The Stoxx Europe 600 Index gained 0.7 percent at 8:01 a.m. in London, climbing from a seven-week low. Standard & Poor’s 500 futures gained 0.7 percent, after a six-day slump in the U.S. stocks gauge. The Nikkei 225 Stock Average sank 1.8 percent after S&P signaled it may be getting closer to lower Japan’s sovereign grade. The euro strengthened 0.3 percent to $1.3375, while South Korea’s won slid to a six-week low. Copper added 0.7 percent in London and oil advanced 0.5 percent in New York.
Data today may show a gauge of business confidence in Germany slipped for a fifth month after earlier figures showed consumer and company spending drove a third-quarter rebound in the economy. The nation’s 10-year yields jumped yesterday after bids at a sale of securities repayable in January 2022 fell 35 percent short of the 6 billion euros ($8 billion) on offer. S&P said Japanese Prime Minister Yoshihiko Noda’s administration hasn’t made progress in tackling the public debt burden.
“Investors have already discounted a significant part of risk as we know it,” Mark Konyn, chief executive officer of RCM Asia Pacific Ltd., said in a Bloomberg Television interview. Today’s business confidence data “will be a key litmus test, in terms of what happened yesterday on the auction,” he said.
Stocks Rebound
About five shares climbed for every one that fell on the Stoxx 600, which snapped a five-day, 7.1 percent drop. The measure yesterday slumped to the lowest close since Oct. 4. Germany’s DAX Index rallied 1.3 percent, halting an eight-day retreat.
S&P 500 futures expiring in December signal U.S. stocks may halt a six-day slump that dragged the benchmark index down to the lowest level since Oct. 7. The market will be closed today for the Thanksgiving holiday and trading will end at 1 p.m. tomorrow.
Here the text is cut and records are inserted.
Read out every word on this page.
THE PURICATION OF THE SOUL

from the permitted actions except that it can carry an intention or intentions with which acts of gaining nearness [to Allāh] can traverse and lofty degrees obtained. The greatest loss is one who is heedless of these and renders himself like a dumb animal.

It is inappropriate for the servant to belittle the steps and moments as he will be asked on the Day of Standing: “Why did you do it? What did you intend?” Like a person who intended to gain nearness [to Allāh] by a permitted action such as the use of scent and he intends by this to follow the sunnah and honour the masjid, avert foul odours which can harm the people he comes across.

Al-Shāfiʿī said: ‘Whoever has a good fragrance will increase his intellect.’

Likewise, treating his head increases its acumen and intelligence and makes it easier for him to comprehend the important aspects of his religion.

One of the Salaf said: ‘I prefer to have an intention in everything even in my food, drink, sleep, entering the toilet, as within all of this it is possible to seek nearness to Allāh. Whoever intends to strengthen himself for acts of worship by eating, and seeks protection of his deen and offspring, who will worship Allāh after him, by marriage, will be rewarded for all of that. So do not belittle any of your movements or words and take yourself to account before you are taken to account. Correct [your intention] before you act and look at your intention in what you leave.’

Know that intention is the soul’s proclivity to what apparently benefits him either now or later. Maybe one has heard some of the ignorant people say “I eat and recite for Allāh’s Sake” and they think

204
The Ifo institute’s business climate index for Germany fell to 105.2 in November, a 20-month low, according to the median forecast of economists in a Bloomberg News survey. Private consumption expanded 0.8 percent from the second quarter and company investment in plant and machinery jumped 2.9 percent, the Federal Statistics Office in Wiesbaden said today.
Gross domestic product advanced 0.5 percent from the previous three months, the office said, confirming an initial estimate published on Nov. 15. That was an acceleration from the 0.3 percent growth notched in the second quarter.
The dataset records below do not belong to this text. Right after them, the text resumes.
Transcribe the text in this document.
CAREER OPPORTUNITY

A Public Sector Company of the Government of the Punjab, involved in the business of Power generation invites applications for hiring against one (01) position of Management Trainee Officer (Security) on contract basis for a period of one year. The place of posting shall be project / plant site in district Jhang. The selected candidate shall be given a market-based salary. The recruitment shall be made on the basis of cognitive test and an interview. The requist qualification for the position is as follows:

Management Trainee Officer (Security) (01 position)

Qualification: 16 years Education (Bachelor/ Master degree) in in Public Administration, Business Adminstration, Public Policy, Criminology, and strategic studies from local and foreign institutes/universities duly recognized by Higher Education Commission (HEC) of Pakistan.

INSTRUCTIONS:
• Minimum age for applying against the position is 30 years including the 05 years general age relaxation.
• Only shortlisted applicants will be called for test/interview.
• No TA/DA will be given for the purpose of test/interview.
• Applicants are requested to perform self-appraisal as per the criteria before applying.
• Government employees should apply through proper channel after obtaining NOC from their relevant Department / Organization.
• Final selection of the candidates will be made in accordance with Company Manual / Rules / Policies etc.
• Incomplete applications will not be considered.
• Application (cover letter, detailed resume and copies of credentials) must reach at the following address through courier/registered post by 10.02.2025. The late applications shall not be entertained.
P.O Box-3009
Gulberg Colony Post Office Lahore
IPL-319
The euro recouped some of the 1.2 percent slump yesterday, when German 10-year yields climbed 23 basis points and the cost to insure European government debt rose to a record. Bunds extended declines today, driving yields higher by as much as 10 basis points to 2.25 percent.
Yen, Won
The yen traded at 74.16 per dollar, paring gains of as much as 0.4 percent, after Takahira Ogawa, director of sovereign ratings at S&P said Japan’s finances are getting “worse and worse” every day. The won retreated 0.6 percent to 1,158.80 per dollar, after touching 1,160.50 earlier, the lowest level since Oct. 14. Taiwan’s dollar declined 0.1 percent to NT$30.438 against its U.S. counterpart, also a fifth day of losses.
The MSCI Asia Pacific Index slipped 0.3 percent, after earlier dropping as much as 0.7 percent to the lowest intraday level since Oct. 6. The gauge tumbled 1.8 percent yesterday, when Japan’s markets were closed for a holiday.
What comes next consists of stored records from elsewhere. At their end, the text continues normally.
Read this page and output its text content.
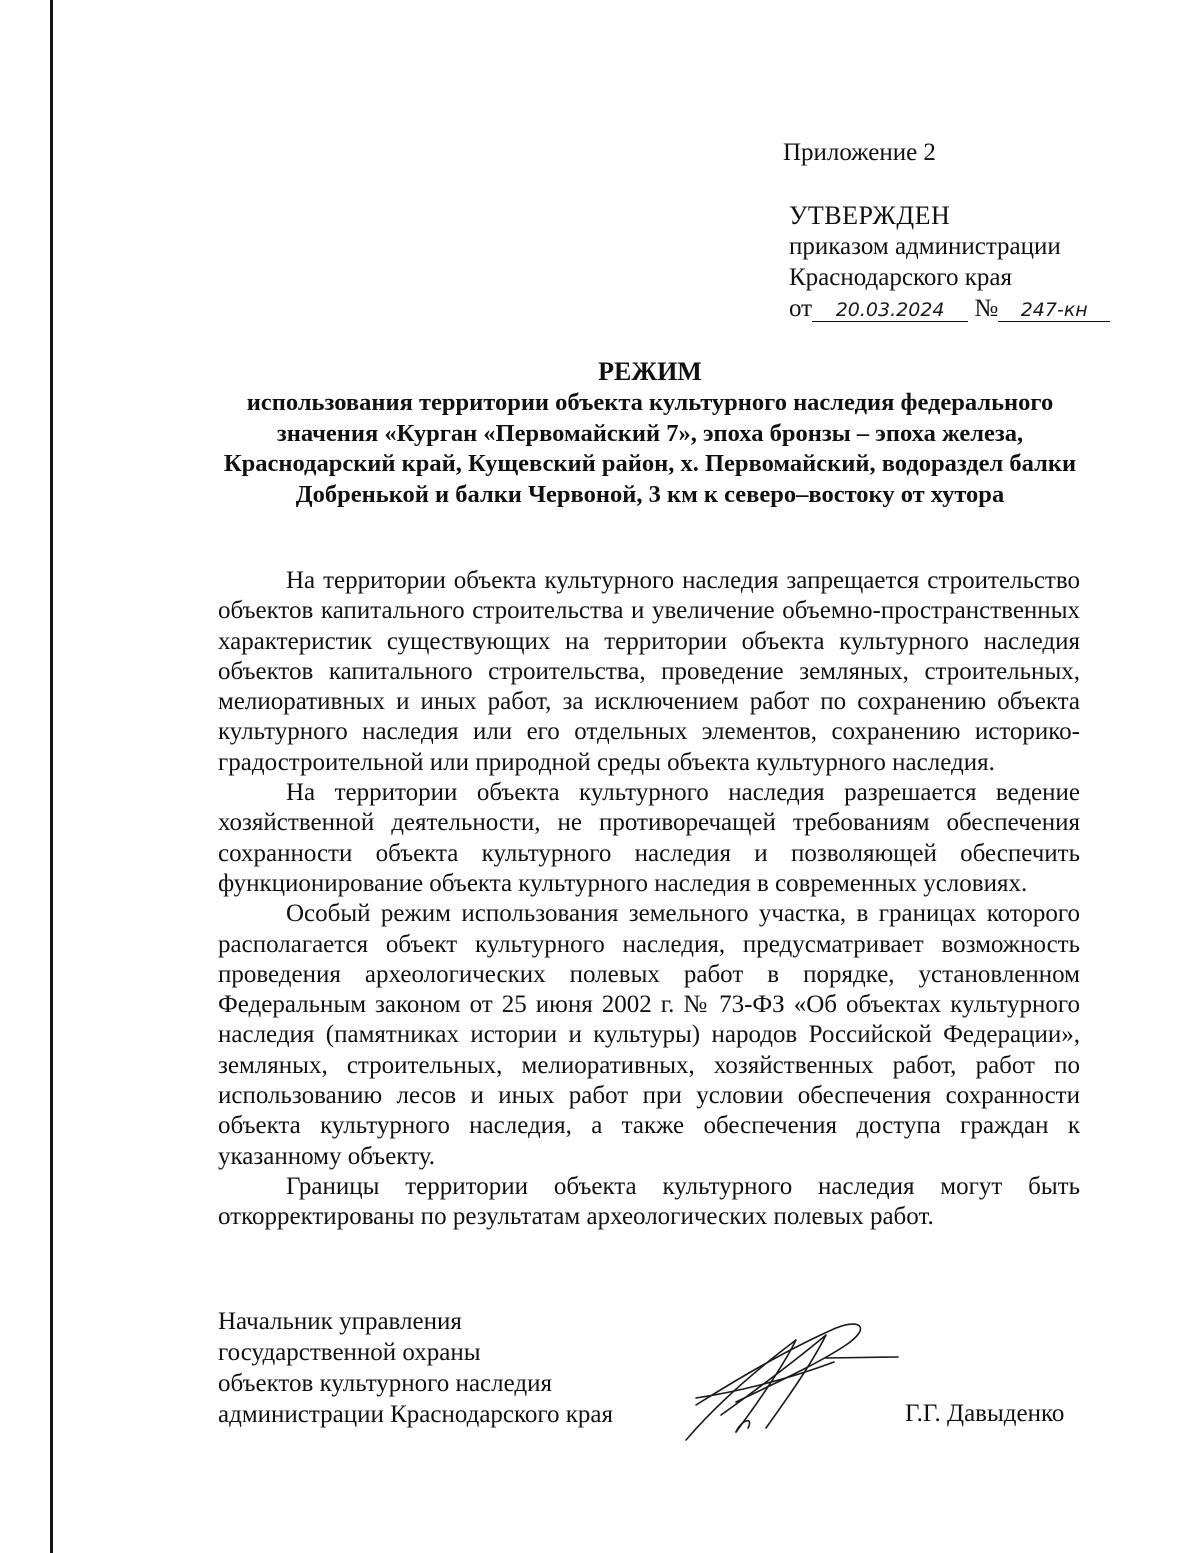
Приложение 2
УТВЕРЖДЕН
приказом администрации
Краснодарского края
от 20.03.2024 № 247-кн
РЕЖИМ
использования территории объекта культурного наследия федерального значения «Курган «Первомайский 7», эпоха бронзы – эпоха железа, Краснодарский край, Кущевский район, х. Первомайский, водораздел балки Добренькой и балки Червоной, 3 км к северо–востоку от хутора

На территории объекта культурного наследия запрещается строительство объектов капитального строительства и увеличение объемно-пространственных характеристик существующих на территории объекта культурного наследия объектов капитального строительства, проведение земляных, строительных, мелиоративных и иных работ, за исключением работ по сохранению объекта культурного наследия или его отдельных элементов, сохранению историко-градостроительной или природной среды объекта культурного наследия.

На территории объекта культурного наследия разрешается ведение хозяйственной деятельности, не противоречащей требованиям обеспечения сохранности объекта культурного наследия и позволяющей обеспечить функционирование объекта культурного наследия в современных условиях.

Особый режим использования земельного участка, в границах которого располагается объект культурного наследия, предусматривает возможность проведения археологических полевых работ в порядке, установленном Федеральным законом от 25 июня 2002 г. № 73-ФЗ «Об объектах культурного наследия (памятниках истории и культуры) народов Российской Федерации», земляных, строительных, мелиоративных, хозяйственных работ, работ по использованию лесов и иных работ при условии обеспечения сохранности объекта культурного наследия, а также обеспечения доступа граждан к указанному объекту.

Границы территории объекта культурного наследия могут быть откорректированы по результатам археологических полевых работ.

Начальник управления
государственной охраны
объектов культурного наследия
администрации Краснодарского края	Г.Г. Давыденко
JFE Holdings Inc. retreated 1.7 percent after the Nikkei newspaper reported the steelmaker is reducing its production target. HTC Corp. (2498) sank 6.9 percent to a 16-month low in Taipei after the company cut its revenue forecast as much as 23 percent. The smartphone maker had earlier forecast growth of 20 percent to 30 percent. Hanwha Chemical Corp. dropped 4.7 percent after it said quarterly profit fell 24 percent.
Three-month copper gained 0.7 percent to $7,290.25 a metric ton on the London Metal Exchange, pacing an advance among raw materials. Nickel futures increased 1.2 percent and tin climbed 2 percent. Oil for January delivery added 0.5 percent to $96.63 a barrel in New York, after having dropped 1.9 percent yesterday.